Ontem à noite

Acordo com a boca seca, agoniado, com a cabeça a latejar. Sinto cada um dos odores em meu redor de forma amplificada. Causam-me vómitos. A luz fere-me os olhos. Toda a realidade me ofende os sentidos. Só agora percebo: os limites do meu corpo são linhas trémulas, em permanente oscilação, e todo o universo está à beira de me quebrar; e eu resisto. Só o amor, só pelo teu amor me deixaria quebrar; e foi só esse que me faltou.

Tenho sono. Levanto-me. Tenho de beber água. Tenho tanta sede. Pego num copo, mas pouso-o de imediato. O meu estômago lateja. O pulso está acelerado.

Um veneno. Corpo e mente em suspenso. Se pelo menos conseguisse dormir.

Peguei novamente num copo de água e desta vez bebi-o de um trago. Senti-o descer pelo esófago como um torpedo e fui direto à casa de banho para vomitar. Senti-me profundamente aliviado. Purificado, até. Limpo até ao tutano. A minha mente ficou rápida e tudo me pareceu, por breves momentos, evidente.

Só pelo teu amor me deixaria quebrar. Só por ti e em ti, a minha pele cederia, tornar-se-ia líquida. A minha mente encosta-se às tuas palavras, aos teus silêncios, à cor da tua pele. O halo do teu sorriso acompanha-me. Até de olhos fechados, na sombra laranja das minhas pálpebras, ele flutua. O soluço do teu riso ecoa no intervalo dos meus dedos e quase me enlouquece. Quero estar perto de ti. Não aguento mais. Chega de palavras. Envenenam tudo. Se continuar, vou morrer aqui mesmo. Até já. Quero olhar para ti.

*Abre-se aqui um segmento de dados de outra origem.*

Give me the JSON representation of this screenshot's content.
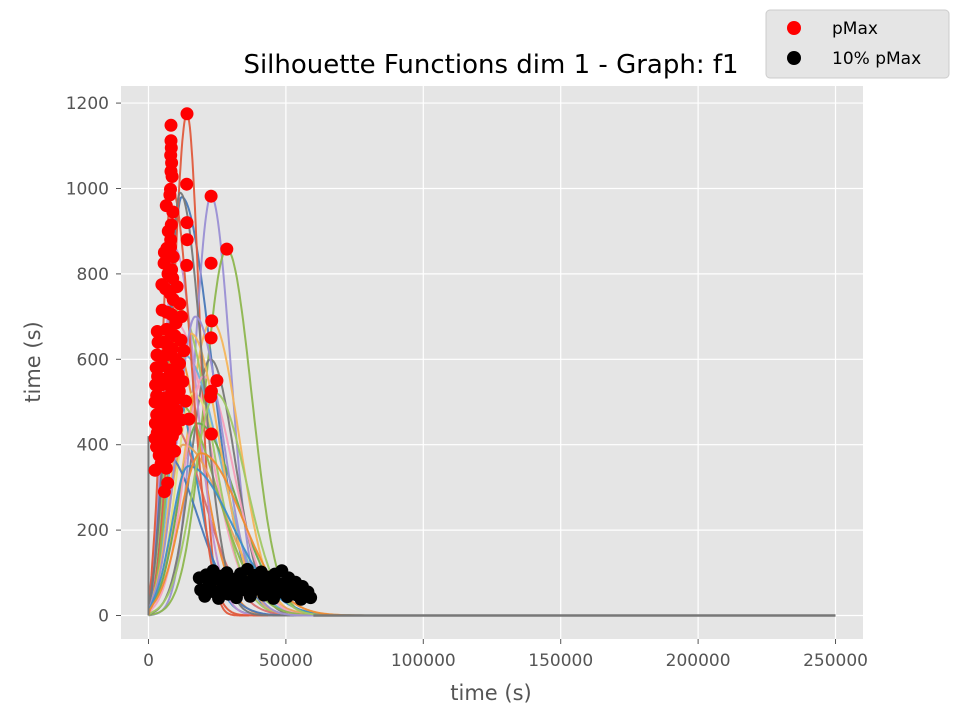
{
  "chart_data": {
    "type": "line",
    "title": "Silhouette Functions dim 1 - Graph:  f1",
    "xlabel": "time (s)",
    "ylabel": "time (s)",
    "xlim": [
      -10000,
      260000
    ],
    "ylim": [
      -55,
      1240
    ],
    "x_ticks": [
      0,
      50000,
      100000,
      150000,
      200000,
      250000
    ],
    "x_tick_labels": [
      "0",
      "50000",
      "100000",
      "150000",
      "200000",
      "250000"
    ],
    "y_ticks": [
      0,
      200,
      400,
      600,
      800,
      1000,
      1200
    ],
    "y_tick_labels": [
      "0",
      "200",
      "400",
      "600",
      "800",
      "1000",
      "1200"
    ],
    "grid": true,
    "legend_position": "top-right",
    "background": "#e5e5e5",
    "series": [
      {
        "name": "pMax",
        "marker": "circle",
        "color": "#ff0000",
        "points": [
          [
            14000,
            1175
          ],
          [
            8200,
            1148
          ],
          [
            8200,
            1112
          ],
          [
            8300,
            1095
          ],
          [
            8100,
            1078
          ],
          [
            8400,
            1060
          ],
          [
            8200,
            1040
          ],
          [
            8600,
            1028
          ],
          [
            13900,
            1010
          ],
          [
            8000,
            998
          ],
          [
            22800,
            982
          ],
          [
            7800,
            985
          ],
          [
            6500,
            960
          ],
          [
            8900,
            945
          ],
          [
            14000,
            920
          ],
          [
            8300,
            915
          ],
          [
            7200,
            900
          ],
          [
            8100,
            880
          ],
          [
            14100,
            880
          ],
          [
            8000,
            862
          ],
          [
            6700,
            860
          ],
          [
            28500,
            858
          ],
          [
            5800,
            850
          ],
          [
            9000,
            840
          ],
          [
            22800,
            825
          ],
          [
            5700,
            825
          ],
          [
            13900,
            820
          ],
          [
            8400,
            810
          ],
          [
            7100,
            800
          ],
          [
            8800,
            790
          ],
          [
            4900,
            775
          ],
          [
            10400,
            770
          ],
          [
            6200,
            765
          ],
          [
            7800,
            755
          ],
          [
            9000,
            740
          ],
          [
            11400,
            730
          ],
          [
            5000,
            715
          ],
          [
            6700,
            710
          ],
          [
            8400,
            705
          ],
          [
            12000,
            700
          ],
          [
            23000,
            690
          ],
          [
            10000,
            685
          ],
          [
            3200,
            665
          ],
          [
            6600,
            670
          ],
          [
            8100,
            660
          ],
          [
            9600,
            655
          ],
          [
            11800,
            645
          ],
          [
            22800,
            650
          ],
          [
            3500,
            640
          ],
          [
            5600,
            640
          ],
          [
            7300,
            630
          ],
          [
            8700,
            625
          ],
          [
            12900,
            620
          ],
          [
            3100,
            610
          ],
          [
            6400,
            610
          ],
          [
            9900,
            600
          ],
          [
            11300,
            590
          ],
          [
            2800,
            580
          ],
          [
            5000,
            585
          ],
          [
            7800,
            575
          ],
          [
            10800,
            565
          ],
          [
            3300,
            560
          ],
          [
            6500,
            555
          ],
          [
            9000,
            550
          ],
          [
            12500,
            548
          ],
          [
            24900,
            550
          ],
          [
            2600,
            540
          ],
          [
            4800,
            540
          ],
          [
            8500,
            530
          ],
          [
            11200,
            525
          ],
          [
            22900,
            525
          ],
          [
            3000,
            515
          ],
          [
            6100,
            510
          ],
          [
            9600,
            505
          ],
          [
            13500,
            502
          ],
          [
            22600,
            512
          ],
          [
            2400,
            500
          ],
          [
            4700,
            490
          ],
          [
            7500,
            485
          ],
          [
            10300,
            480
          ],
          [
            3000,
            470
          ],
          [
            5800,
            465
          ],
          [
            9100,
            460
          ],
          [
            11900,
            458
          ],
          [
            14700,
            460
          ],
          [
            2500,
            450
          ],
          [
            4400,
            445
          ],
          [
            7000,
            440
          ],
          [
            10100,
            435
          ],
          [
            3200,
            428
          ],
          [
            6300,
            425
          ],
          [
            8700,
            420
          ],
          [
            22900,
            425
          ],
          [
            2400,
            415
          ],
          [
            5100,
            410
          ],
          [
            7800,
            405
          ],
          [
            2900,
            395
          ],
          [
            6200,
            390
          ],
          [
            9500,
            385
          ],
          [
            3900,
            375
          ],
          [
            7200,
            370
          ],
          [
            4600,
            355
          ],
          [
            2400,
            340
          ],
          [
            6500,
            345
          ],
          [
            7000,
            310
          ],
          [
            5800,
            290
          ]
        ]
      },
      {
        "name": "10% pMax",
        "marker": "circle",
        "color": "#000000",
        "points": [
          [
            18500,
            88
          ],
          [
            21000,
            95
          ],
          [
            23500,
            105
          ],
          [
            26000,
            92
          ],
          [
            28500,
            100
          ],
          [
            31000,
            85
          ],
          [
            33500,
            98
          ],
          [
            36000,
            108
          ],
          [
            38500,
            94
          ],
          [
            41000,
            102
          ],
          [
            43500,
            90
          ],
          [
            46000,
            97
          ],
          [
            48500,
            105
          ],
          [
            51000,
            88
          ],
          [
            53500,
            78
          ],
          [
            56000,
            68
          ],
          [
            58000,
            55
          ],
          [
            19000,
            60
          ],
          [
            20500,
            45
          ],
          [
            22000,
            70
          ],
          [
            24000,
            55
          ],
          [
            25500,
            40
          ],
          [
            27000,
            65
          ],
          [
            29000,
            50
          ],
          [
            30500,
            72
          ],
          [
            32000,
            42
          ],
          [
            34000,
            60
          ],
          [
            35500,
            78
          ],
          [
            37000,
            45
          ],
          [
            39000,
            62
          ],
          [
            40500,
            80
          ],
          [
            42000,
            48
          ],
          [
            44000,
            66
          ],
          [
            45500,
            40
          ],
          [
            47000,
            58
          ],
          [
            49000,
            75
          ],
          [
            50500,
            44
          ],
          [
            52000,
            60
          ],
          [
            54000,
            48
          ],
          [
            55500,
            38
          ],
          [
            57000,
            45
          ],
          [
            59000,
            42
          ],
          [
            26500,
            82
          ],
          [
            31500,
            78
          ],
          [
            36500,
            72
          ],
          [
            41500,
            70
          ],
          [
            46500,
            78
          ],
          [
            51500,
            70
          ],
          [
            23000,
            80
          ],
          [
            33000,
            62
          ],
          [
            43000,
            56
          ],
          [
            48000,
            55
          ],
          [
            38000,
            58
          ],
          [
            28000,
            78
          ],
          [
            53000,
            58
          ],
          [
            21500,
            58
          ]
        ]
      }
    ],
    "curves": [
      {
        "color": "#4878b8",
        "peak_x": 12000,
        "peak_y": 980,
        "sigma_left": 4500,
        "sigma_right": 11000
      },
      {
        "color": "#e05a3c",
        "peak_x": 14000,
        "peak_y": 1175,
        "sigma_left": 5000,
        "sigma_right": 4500
      },
      {
        "color": "#9a8fd4",
        "peak_x": 22800,
        "peak_y": 982,
        "sigma_left": 6000,
        "sigma_right": 7000
      },
      {
        "color": "#8db64e",
        "peak_x": 28500,
        "peak_y": 858,
        "sigma_left": 8000,
        "sigma_right": 9000
      },
      {
        "color": "#f5b55a",
        "peak_x": 23000,
        "peak_y": 690,
        "sigma_left": 9000,
        "sigma_right": 10000
      },
      {
        "color": "#f59fba",
        "peak_x": 10000,
        "peak_y": 685,
        "sigma_left": 4000,
        "sigma_right": 12000
      },
      {
        "color": "#777777",
        "peak_x": 22500,
        "peak_y": 600,
        "sigma_left": 7000,
        "sigma_right": 9000
      },
      {
        "color": "#3c8fc9",
        "peak_x": 8000,
        "peak_y": 560,
        "sigma_left": 3500,
        "sigma_right": 9000
      },
      {
        "color": "#f08c2f",
        "peak_x": 9000,
        "peak_y": 640,
        "sigma_left": 3800,
        "sigma_right": 10000
      },
      {
        "color": "#a0c864",
        "peak_x": 11000,
        "peak_y": 720,
        "sigma_left": 4500,
        "sigma_right": 11500
      },
      {
        "color": "#e5e07a",
        "peak_x": 16000,
        "peak_y": 520,
        "sigma_left": 6000,
        "sigma_right": 12000
      },
      {
        "color": "#d97070",
        "peak_x": 7000,
        "peak_y": 460,
        "sigma_left": 3000,
        "sigma_right": 13000
      },
      {
        "color": "#6fb0d8",
        "peak_x": 13000,
        "peak_y": 610,
        "sigma_left": 5000,
        "sigma_right": 13000
      },
      {
        "color": "#c190d0",
        "peak_x": 9500,
        "peak_y": 860,
        "sigma_left": 4000,
        "sigma_right": 8000
      },
      {
        "color": "#6aa84f",
        "peak_x": 18000,
        "peak_y": 450,
        "sigma_left": 7000,
        "sigma_right": 14000
      },
      {
        "color": "#e8a35a",
        "peak_x": 12500,
        "peak_y": 400,
        "sigma_left": 5000,
        "sigma_right": 15000
      },
      {
        "color": "#4878b8",
        "peak_x": 6000,
        "peak_y": 380,
        "sigma_left": 2500,
        "sigma_right": 12000
      },
      {
        "color": "#f59fba",
        "peak_x": 20000,
        "peak_y": 560,
        "sigma_left": 7000,
        "sigma_right": 11000
      },
      {
        "color": "#8db64e",
        "peak_x": 10500,
        "peak_y": 500,
        "sigma_left": 4000,
        "sigma_right": 14000
      },
      {
        "color": "#f5b55a",
        "peak_x": 15500,
        "peak_y": 660,
        "sigma_left": 6000,
        "sigma_right": 10500
      },
      {
        "color": "#e05a3c",
        "peak_x": 8500,
        "peak_y": 1000,
        "sigma_left": 3500,
        "sigma_right": 7000
      },
      {
        "color": "#777777",
        "peak_x": 11500,
        "peak_y": 990,
        "sigma_left": 4500,
        "sigma_right": 8000
      },
      {
        "color": "#9a8fd4",
        "peak_x": 17000,
        "peak_y": 700,
        "sigma_left": 6500,
        "sigma_right": 10000
      },
      {
        "color": "#3c8fc9",
        "peak_x": 14500,
        "peak_y": 350,
        "sigma_left": 6000,
        "sigma_right": 16000
      },
      {
        "color": "#a0c864",
        "peak_x": 24500,
        "peak_y": 520,
        "sigma_left": 8000,
        "sigma_right": 11000
      },
      {
        "color": "#f08c2f",
        "peak_x": 19000,
        "peak_y": 380,
        "sigma_left": 7500,
        "sigma_right": 15000
      }
    ],
    "flat_line": {
      "color": "#777777",
      "x_start": 60000,
      "x_end": 250000,
      "y": 0
    }
  }
}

Estou mal. Pior do que pensava. Não consigo levantar-me.

Tenho um sorriso estúpido nos lábios. Não me parece possível que te tenha conhecido apenas ontem. Falámos tanto.

Não sei como te encontrar. Será possível? Quem és tu?

Sóbrio. A noite de ontem parece-me um pesadelo. Como fui capaz de não a beijar? Idiota. Ponho os óculos escuros e saio de casa. Fim da tarde. A sua pele morena não me sai da cabeça. Parece pouco. A pele de uma mulher. Que desgraça. Desconhecem o amor. Desconhecem os seus interstícios. A soma das suas ninharias.

Volto a casa. Doí-me a cabeça. Procuro um cigarro.

Sorrio. Tenho um número de telefone escrito no maço de tabaco.